Son ministère. à Paris ne devait pas être moins fécond. Sans parler de la reine mère Anne d'Autriche, qu'il assista à ses derniers moments, de la duchesse d'Orléans, qu'il ramena d'une vie légère à une vie très pieuse, quel mérite que celui d'avoir arraché au monde, pour les donner à Dieu, des âmes comme celles de Mlle de La Vallière, de Mme de Montespan, de La Rochefoucauld, « mourant entre ses mains », comme dit Mme de Sévigné, de Louis XIV, retiré de l'adultère et du désordre, de la princesse Palatine et du grand Condé, rappelés de si loin à la piété la plus édifiante!

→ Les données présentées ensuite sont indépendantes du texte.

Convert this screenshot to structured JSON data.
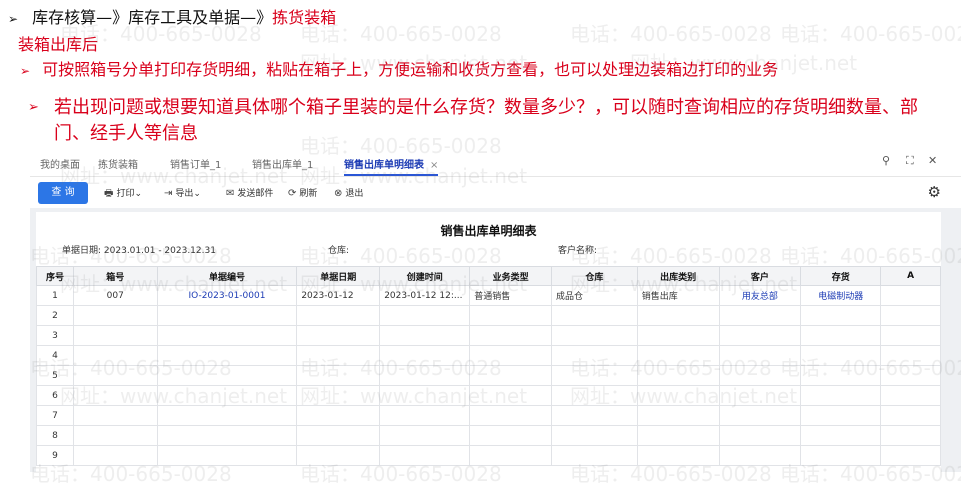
{
  "slide": {
    "line1_prefix": "库存核算—》库存工具及单据—》",
    "line1_highlight": "拣货装箱",
    "line2": "装箱出库后",
    "line3": "可按照箱号分单打印存货明细，粘贴在箱子上，方便运输和收货方查看，也可以处理边装箱边打印的业务",
    "bullet": "若出现问题或想要知道具体哪个箱子里装的是什么存货？数量多少？，可以随时查询相应的存货明细数量、部门、经手人等信息",
    "arrow": "➢"
  },
  "watermark": {
    "phone": "电话：400-665-0028",
    "site": "网址：www.chanjet.net"
  },
  "tabs": [
    {
      "label": "我的桌面"
    },
    {
      "label": "拣货装箱"
    },
    {
      "label": "销售订单_1"
    },
    {
      "label": "销售出库单_1"
    },
    {
      "label": "销售出库单明细表",
      "close": "×"
    }
  ],
  "window_controls": {
    "search": "⚲",
    "restore": "⛶",
    "close": "✕"
  },
  "toolbar": {
    "query": "查 询",
    "print": "打印",
    "export": "导出",
    "email": "发送邮件",
    "refresh": "刷新",
    "exit": "退出",
    "dropdown": "⌄"
  },
  "report": {
    "title": "销售出库单明细表",
    "date_label": "单据日期:",
    "date_value": "2023.01.01 - 2023.12.31",
    "warehouse_label": "仓库:",
    "customer_label": "客户名称:"
  },
  "table": {
    "headers": [
      "序号",
      "箱号",
      "单据编号",
      "单据日期",
      "创建时间",
      "业务类型",
      "仓库",
      "出库类别",
      "客户",
      "存货",
      "A"
    ],
    "rows": [
      [
        "1",
        "007",
        "IO-2023-01-0001",
        "2023-01-12",
        "2023-01-12 12:...",
        "普通销售",
        "成品仓",
        "销售出库",
        "用友总部",
        "电磁制动器",
        ""
      ],
      [
        "2",
        "",
        "",
        "",
        "",
        "",
        "",
        "",
        "",
        "",
        ""
      ],
      [
        "3",
        "",
        "",
        "",
        "",
        "",
        "",
        "",
        "",
        "",
        ""
      ],
      [
        "4",
        "",
        "",
        "",
        "",
        "",
        "",
        "",
        "",
        "",
        ""
      ],
      [
        "5",
        "",
        "",
        "",
        "",
        "",
        "",
        "",
        "",
        "",
        ""
      ],
      [
        "6",
        "",
        "",
        "",
        "",
        "",
        "",
        "",
        "",
        "",
        ""
      ],
      [
        "7",
        "",
        "",
        "",
        "",
        "",
        "",
        "",
        "",
        "",
        ""
      ],
      [
        "8",
        "",
        "",
        "",
        "",
        "",
        "",
        "",
        "",
        "",
        ""
      ],
      [
        "9",
        "",
        "",
        "",
        "",
        "",
        "",
        "",
        "",
        "",
        ""
      ]
    ]
  },
  "colors": {
    "accent": "#2c76e6",
    "highlight": "#d9001b",
    "link": "#1c3bb4"
  }
}
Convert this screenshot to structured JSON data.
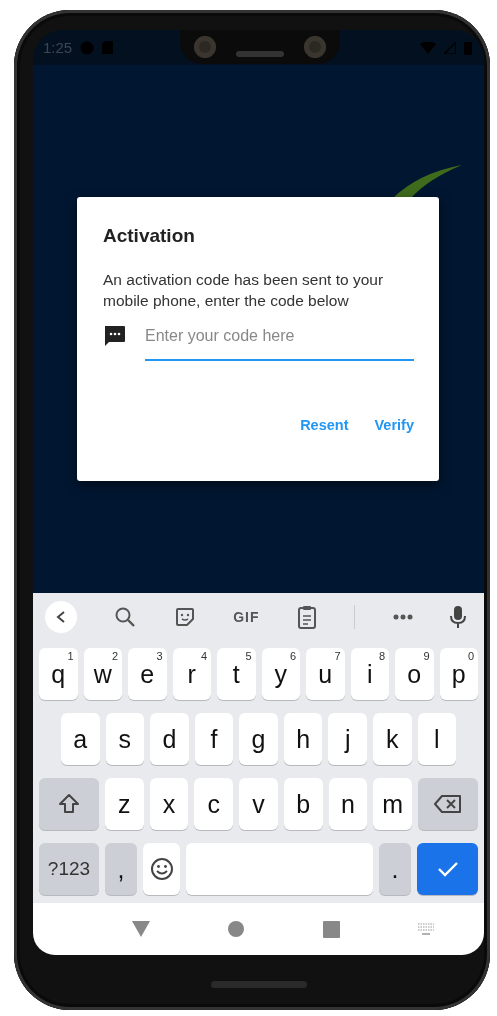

Quelle gloire que celle d'avoir fait abjurer le ministre luthérien Besson, le marquis de Dangeau, son frère le marquis de Courcillon, leur nièce Mlle de Péray, le grand maréchal de Turenne, ses neveux, les comtes de Lorge et de Rozan, leur sœur, Mlle de Duras, Pellisson, le ministre Rossel, « l'un des plus considérables du royaume » et son fils! L'Exposition de la doctrine catholique sur les matières de controverse, « ce livre d'or », comme l'appelaient l'évêque de Paderborn et Leibniz, amena les abjurations par milliers on en compta 30.000 en France, en 5 ans, de 1677 à 1682, et votre compatriote Brueys avouait que « son changement était dû uniquement à l'Exposition ellemême et aux efforts qu'il lui avait fallu faire pour y répondre ». Qui saura jamais « le nombre infini », dit Le Dieu, de luthériens et d'anglicans qu'elle convertit en Italie, en Allemagne, en Suède, en Hollande, en Écosse, en Angleterre, où les traductions du livre de Bossuet se multiplièrent en peu de temps et produisirent des effets si heureux que le ministre protestant Jurieu s'écriait : « Le monde s'entête de l'Exposition; l'on ne voit de toutes parts que des chutes scandaleuses. >> A cet hommage involontaire et forcé s'ajoute celui de milord Perth, qui, converti avec toute sa famille, comme son ami de Bordes et le duc de Richemond, fils naturel de Charles II, pouvait écrire en 1685 à Bossuet : « Vous êtes comme un autre saint Paul, dont les travaux ne se bornent pas à une seule nation et à une seule province; vos ouvrages parlent présentement en la plupart des langues de l'Europe, et vos

prosélytes publient vos triomphes en des langues que vous n'entendez pas. »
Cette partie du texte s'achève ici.